Raft - lenary/cs4414-project GitHub Wiki

This document should explain Raft, and the System Model it relies upon.

See also: Glossary (it's worth reading that before you read this, as certain words have very particular meanings).

Raft is formally defined in the paper at http://raftconsensus.github.io. This page should clarify some points raised in the paper, and condense the definitions for ease of reference.

What is Raft For?

Raft is a Distributed Consensus Protocol. In terms of the CAP Theorem, it tries to keep a system Consistent in the presence of Network Partitions (CP).

Other Consensus Protocols include Paxos, Multi-Paxos, and Zab.

What does Raft Do?

Consider a deterministic state machine. It has a set of states, a set of transitions, and a set of input commands that trigger transitions and return output results. Most computer progams can be expressed as a deterministic state machine (especially as memory is finite, unlike in a Turing Machine).

So, you have a program that is, in effect, a Deterministic State Machine. It is running on a server, and clients are interacting with it. This is simple, great. There's only one point of truth (that server), so you know the system will always be consistent.

However, now you run into a problem. Your single server has to go down for maintenance, but you want to be able to continue to serve client commands during this time.

Of course, the way to solve this is to have n copies of the program, running on n seperate servers (we'll call these Peers, using the given definition). Take away one peer, and the remaining n-1 peers can continue serving client commands.

But now you have a much larger problem. How do you coordinate your n seperate peers to make sure they always agree on the result of client commands, i.e. if a client was to send the same command to any peer, it should always get the same result back (as if there was really only a single server running the Deterministic State Machine).

Raft's approach is simple. Given the State Machine is deterministic, if you give seperate copies of it the exact same sequence of commands, then both copies will end in the exact same state. This means that Raft only has to make the peers agree on a sequence of commands, which it then provides to the State Machine.

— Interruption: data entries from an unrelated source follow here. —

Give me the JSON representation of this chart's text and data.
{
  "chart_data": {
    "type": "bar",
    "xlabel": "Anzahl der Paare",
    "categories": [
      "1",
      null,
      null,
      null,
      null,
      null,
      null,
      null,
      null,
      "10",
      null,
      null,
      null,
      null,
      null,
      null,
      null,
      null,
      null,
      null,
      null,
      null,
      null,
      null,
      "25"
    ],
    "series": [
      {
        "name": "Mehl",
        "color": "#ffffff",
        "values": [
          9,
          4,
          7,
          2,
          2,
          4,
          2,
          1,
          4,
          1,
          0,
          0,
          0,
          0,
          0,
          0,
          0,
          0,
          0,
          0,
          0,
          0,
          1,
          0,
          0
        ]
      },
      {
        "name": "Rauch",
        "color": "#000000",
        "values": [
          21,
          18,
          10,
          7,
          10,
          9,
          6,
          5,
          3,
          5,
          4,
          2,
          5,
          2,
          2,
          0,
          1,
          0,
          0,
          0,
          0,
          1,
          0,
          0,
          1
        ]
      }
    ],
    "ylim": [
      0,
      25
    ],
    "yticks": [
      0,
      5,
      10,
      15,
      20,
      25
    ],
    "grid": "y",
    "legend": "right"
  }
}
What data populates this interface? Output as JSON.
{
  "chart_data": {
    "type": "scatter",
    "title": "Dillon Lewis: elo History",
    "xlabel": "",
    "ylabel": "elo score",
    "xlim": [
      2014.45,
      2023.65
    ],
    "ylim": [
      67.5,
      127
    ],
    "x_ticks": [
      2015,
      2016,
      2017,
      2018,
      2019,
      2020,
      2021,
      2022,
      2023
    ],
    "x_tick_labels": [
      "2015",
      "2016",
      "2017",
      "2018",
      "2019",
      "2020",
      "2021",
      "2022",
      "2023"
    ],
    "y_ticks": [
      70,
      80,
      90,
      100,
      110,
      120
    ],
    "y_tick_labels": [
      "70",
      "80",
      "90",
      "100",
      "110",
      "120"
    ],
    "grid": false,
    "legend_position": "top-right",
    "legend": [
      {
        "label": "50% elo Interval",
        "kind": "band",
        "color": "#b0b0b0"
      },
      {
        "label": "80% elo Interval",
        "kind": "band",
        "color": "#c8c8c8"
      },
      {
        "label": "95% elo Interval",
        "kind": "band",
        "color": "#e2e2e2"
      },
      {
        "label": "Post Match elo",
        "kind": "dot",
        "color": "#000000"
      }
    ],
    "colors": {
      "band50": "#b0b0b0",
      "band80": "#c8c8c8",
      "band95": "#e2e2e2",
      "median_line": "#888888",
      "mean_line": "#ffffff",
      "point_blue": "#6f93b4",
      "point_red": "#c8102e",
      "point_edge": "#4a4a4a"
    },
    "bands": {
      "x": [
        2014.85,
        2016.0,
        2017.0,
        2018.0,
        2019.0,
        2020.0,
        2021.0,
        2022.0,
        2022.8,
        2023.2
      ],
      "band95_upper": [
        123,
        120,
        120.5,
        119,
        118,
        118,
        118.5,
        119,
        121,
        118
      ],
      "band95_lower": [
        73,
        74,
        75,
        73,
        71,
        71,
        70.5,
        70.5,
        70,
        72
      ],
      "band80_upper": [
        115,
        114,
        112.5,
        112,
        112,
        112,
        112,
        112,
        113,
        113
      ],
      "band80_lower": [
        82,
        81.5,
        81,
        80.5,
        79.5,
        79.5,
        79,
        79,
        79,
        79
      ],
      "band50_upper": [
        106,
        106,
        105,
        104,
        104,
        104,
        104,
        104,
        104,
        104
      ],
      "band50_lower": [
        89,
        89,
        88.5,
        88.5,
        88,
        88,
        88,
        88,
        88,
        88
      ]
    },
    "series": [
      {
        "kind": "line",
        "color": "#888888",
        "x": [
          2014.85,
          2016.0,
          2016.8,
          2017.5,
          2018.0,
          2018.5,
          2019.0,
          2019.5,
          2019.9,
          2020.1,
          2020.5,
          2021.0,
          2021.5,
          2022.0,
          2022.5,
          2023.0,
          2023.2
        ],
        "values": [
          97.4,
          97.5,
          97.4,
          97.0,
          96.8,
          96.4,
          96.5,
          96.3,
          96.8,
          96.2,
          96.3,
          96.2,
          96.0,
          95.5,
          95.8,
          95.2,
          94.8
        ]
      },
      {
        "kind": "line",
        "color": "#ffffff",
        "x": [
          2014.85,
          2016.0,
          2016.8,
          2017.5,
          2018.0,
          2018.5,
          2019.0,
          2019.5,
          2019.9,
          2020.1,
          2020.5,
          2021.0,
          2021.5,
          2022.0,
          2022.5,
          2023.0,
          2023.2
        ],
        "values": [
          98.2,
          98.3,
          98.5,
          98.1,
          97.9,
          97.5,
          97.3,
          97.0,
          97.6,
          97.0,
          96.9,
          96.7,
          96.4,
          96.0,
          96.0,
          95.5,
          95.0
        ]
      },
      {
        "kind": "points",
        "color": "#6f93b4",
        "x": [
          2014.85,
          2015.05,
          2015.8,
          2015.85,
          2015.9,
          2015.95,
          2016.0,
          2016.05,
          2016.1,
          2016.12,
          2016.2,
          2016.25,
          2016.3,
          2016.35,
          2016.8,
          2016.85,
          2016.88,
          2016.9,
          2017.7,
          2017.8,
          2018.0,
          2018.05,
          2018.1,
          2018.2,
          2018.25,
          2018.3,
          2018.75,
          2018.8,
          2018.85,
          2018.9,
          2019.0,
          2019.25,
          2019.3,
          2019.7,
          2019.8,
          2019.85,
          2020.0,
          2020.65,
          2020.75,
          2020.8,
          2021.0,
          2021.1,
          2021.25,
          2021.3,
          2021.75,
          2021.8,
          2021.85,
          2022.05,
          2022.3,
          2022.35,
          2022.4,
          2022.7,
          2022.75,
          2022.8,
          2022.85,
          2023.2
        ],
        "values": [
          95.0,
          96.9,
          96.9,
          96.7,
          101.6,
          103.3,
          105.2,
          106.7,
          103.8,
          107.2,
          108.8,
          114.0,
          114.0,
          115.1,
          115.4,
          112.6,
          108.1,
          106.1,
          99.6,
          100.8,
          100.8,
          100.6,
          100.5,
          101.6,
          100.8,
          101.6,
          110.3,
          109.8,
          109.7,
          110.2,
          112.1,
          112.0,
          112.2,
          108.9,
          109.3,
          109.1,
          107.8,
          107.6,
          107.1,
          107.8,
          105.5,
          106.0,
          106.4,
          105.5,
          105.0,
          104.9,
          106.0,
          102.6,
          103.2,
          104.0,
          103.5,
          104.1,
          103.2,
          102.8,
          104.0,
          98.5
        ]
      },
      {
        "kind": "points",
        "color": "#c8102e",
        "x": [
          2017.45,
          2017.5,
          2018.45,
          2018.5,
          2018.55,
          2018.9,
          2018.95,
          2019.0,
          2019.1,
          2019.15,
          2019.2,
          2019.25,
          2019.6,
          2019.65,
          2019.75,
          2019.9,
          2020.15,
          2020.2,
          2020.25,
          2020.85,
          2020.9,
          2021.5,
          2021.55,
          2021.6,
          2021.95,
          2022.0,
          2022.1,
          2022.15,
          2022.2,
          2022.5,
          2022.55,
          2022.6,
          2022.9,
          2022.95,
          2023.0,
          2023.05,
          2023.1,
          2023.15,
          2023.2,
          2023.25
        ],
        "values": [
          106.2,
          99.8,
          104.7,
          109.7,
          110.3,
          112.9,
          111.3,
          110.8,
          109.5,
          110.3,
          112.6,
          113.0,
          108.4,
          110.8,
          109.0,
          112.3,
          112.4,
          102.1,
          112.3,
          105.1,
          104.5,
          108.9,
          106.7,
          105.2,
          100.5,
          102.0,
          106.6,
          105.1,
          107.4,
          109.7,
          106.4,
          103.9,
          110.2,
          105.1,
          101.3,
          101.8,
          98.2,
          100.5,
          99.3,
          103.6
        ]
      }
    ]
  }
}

However, how can it agree on the sequence of commands? Raft's approach is simple. Elect a Leader, and then only the leader can suggest new commands to be appended into the Log.

Leader Election is done by Cluster Majority, whereby most of the Cluster's peers must agree on the same Leader before it is successfully elected. If the leader loses contact with the peers that elected it, a new election is started to find a new leader.

There are a few other constraints that must be satisfied to do with appending commands to the log, because of details around network partitions and re-elections.

Importantly, only once a majority of the cluster has accepted commands suggested by the leader, can they be considered agreed upon, and committed to the State Machine. Before a majority have confirmed, there is the possibility of a network partition that could prevent enough nodes from finding out about the new commands, and thus accepting them.

What doesn't Raft Do?

Raft is only a consensus protocol. It makes no assumptions about the logic implemented on top of it.

While parallels are often drawn to Zookeeper and Chubby, this is incorrect. Zookeeper is a "Coordination Service" and Chubby is a "Lock Server" (according to their own papers). These both use a Consensus Algorithm underneath, but the Consensus Algorithm is mostly orthogonal to the service they provide to the programmer. Zookeeper uses a variant of multi-paxos called "Zab" as its consensus algorithm, and Chubby uses Paxos (which variant is left unspecified in its paper).

System Model

The system model, in brief:

n Peers, all running Raft and the deterministic state machine that is the implemented logic (this could be anything, it's not defined by Raft itself). Each Peer also has durable storage - i.e. it can recover the consistent log if it ever needs to restart.

Raft and the Deterministic State Machine cannot be seperated by a network connection, and nor can Raft and the durable storage it uses for its log - this is because network links can fail in many different ways, which Raft has not assumed that the interfaces to these parts will fail.
A way of having Clients submit commands to be executed on the Deterministic State Machine. Clients usually number far more than Peers, and have less knowlege about the cluster than the peers do.
An asynchronous network, by which all the Peers and Clients communicate.

Expectations

A Raft peer cannot tell when a message it has sent has arrived, except by recieving a confirmation message in return. There is no bound on how long messages take to arrive.
A Raft peer cannot tell the difference between a) the network failing, b) a peer failing, and c) a peer responding very slowly.
The network will fail.
Peers will fail, both temporarily (meaning they will return, and can help with consensus again afterwards) and permanently (meaning they won't, and writes that haven't made it from that peer to any others will be lost forever).